Let's look at a good, readable example that reinforces the best-practice use case. Open the file ~/project/lambda_best_practice.py and add the following code:

## A list of dictionaries
students = [
    {'name': 'Alice', 'grade': 88},
    {'name': 'Bob', 'grade': 95},
    {'name': 'Charlie', 'grade': 72}
]

## A good use of lambda: sorting a list of dictionaries by a value
sorted_by_grade = sorted(students, key=lambda student: student['grade'])

print("Sorted by grade:", sorted_by_grade)

## For comparison, a more complex task is better with a named function.
## For example, if you needed to apply a curve and check for a minimum score,
## a 'def' function would be much clearer than a complex lambda.
def process_grade(student):
    curved_grade = student['grade'] * 1.05
    return max(curved_grade, 75) ## Ensure a minimum score

processed_grades = [process_grade(s) for s in students]
print("Processed grades:", processed_grades)

Save the file and run it:

python3 ~/project/lambda_best_practice.py

You will see the output:

Sorted by grade: [{'name': 'Charlie', 'grade': 72}, {'name': 'Alice', 'grade': 88}, {'name': 'Bob', 'grade': 95}]
Processed grades: [92.4, 99.75, 75.60000000000001]

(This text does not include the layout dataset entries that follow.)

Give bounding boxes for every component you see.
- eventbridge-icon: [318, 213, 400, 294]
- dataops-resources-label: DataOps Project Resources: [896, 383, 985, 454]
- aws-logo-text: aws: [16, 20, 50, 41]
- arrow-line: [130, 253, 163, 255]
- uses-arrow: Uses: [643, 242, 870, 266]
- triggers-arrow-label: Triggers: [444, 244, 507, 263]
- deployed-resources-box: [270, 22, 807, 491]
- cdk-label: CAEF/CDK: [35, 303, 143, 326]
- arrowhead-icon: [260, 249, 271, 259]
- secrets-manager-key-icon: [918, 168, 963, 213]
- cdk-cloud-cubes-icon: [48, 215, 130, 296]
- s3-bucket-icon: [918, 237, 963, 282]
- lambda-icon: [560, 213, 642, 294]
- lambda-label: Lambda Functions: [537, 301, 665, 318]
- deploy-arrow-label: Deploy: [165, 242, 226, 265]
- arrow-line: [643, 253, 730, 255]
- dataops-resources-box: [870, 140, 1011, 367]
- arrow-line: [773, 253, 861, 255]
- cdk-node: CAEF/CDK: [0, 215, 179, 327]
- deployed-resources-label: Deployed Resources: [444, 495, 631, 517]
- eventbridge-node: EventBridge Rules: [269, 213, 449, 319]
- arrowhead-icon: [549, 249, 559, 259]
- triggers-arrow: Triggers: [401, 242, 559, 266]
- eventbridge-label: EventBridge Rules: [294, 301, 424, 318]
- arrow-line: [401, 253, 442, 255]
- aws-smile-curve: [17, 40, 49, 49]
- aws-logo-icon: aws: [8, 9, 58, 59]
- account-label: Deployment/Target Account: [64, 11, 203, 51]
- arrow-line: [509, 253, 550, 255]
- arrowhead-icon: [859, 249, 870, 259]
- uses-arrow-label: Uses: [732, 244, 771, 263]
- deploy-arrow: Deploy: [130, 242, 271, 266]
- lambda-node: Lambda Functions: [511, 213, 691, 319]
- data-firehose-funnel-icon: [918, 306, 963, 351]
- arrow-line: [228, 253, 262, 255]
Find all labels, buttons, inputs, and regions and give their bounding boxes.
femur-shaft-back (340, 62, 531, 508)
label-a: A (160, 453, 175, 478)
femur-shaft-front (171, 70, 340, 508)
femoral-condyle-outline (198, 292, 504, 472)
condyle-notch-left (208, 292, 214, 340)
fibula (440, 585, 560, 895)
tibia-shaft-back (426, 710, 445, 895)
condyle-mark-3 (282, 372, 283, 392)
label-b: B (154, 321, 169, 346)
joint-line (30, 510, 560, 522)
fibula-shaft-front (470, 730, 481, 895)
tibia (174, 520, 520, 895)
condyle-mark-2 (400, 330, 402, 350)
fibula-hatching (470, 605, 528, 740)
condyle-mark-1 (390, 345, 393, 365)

The first part shows a clear and appropriate use of lambda. The second part illustrates a scenario where a named function is more suitable. Always prioritize writing code that is easy for you and others to read and understand.

Summary

In this lab, you learned the fundamentals of Python's lambda functions. You started by understanding their syntax and how they differ from standard functions defined with def. You practiced creating lambdas with zero, one, and multiple parameters, and saw how they can be assigned to variables and called.

A key takeaway was the practical application of lambda functions as arguments for higher-order functions, particularly with sorted() to define custom sorting logic concisely. We also explored advanced techniques like default parameters and immediately invoked function expressions (IIFE). Finally, you reviewed best practices for using lambdas, emphasizing that while they are powerful for simple, single-use cases, readability and maintainability should always be the priority, favoring named functions for more complex logic.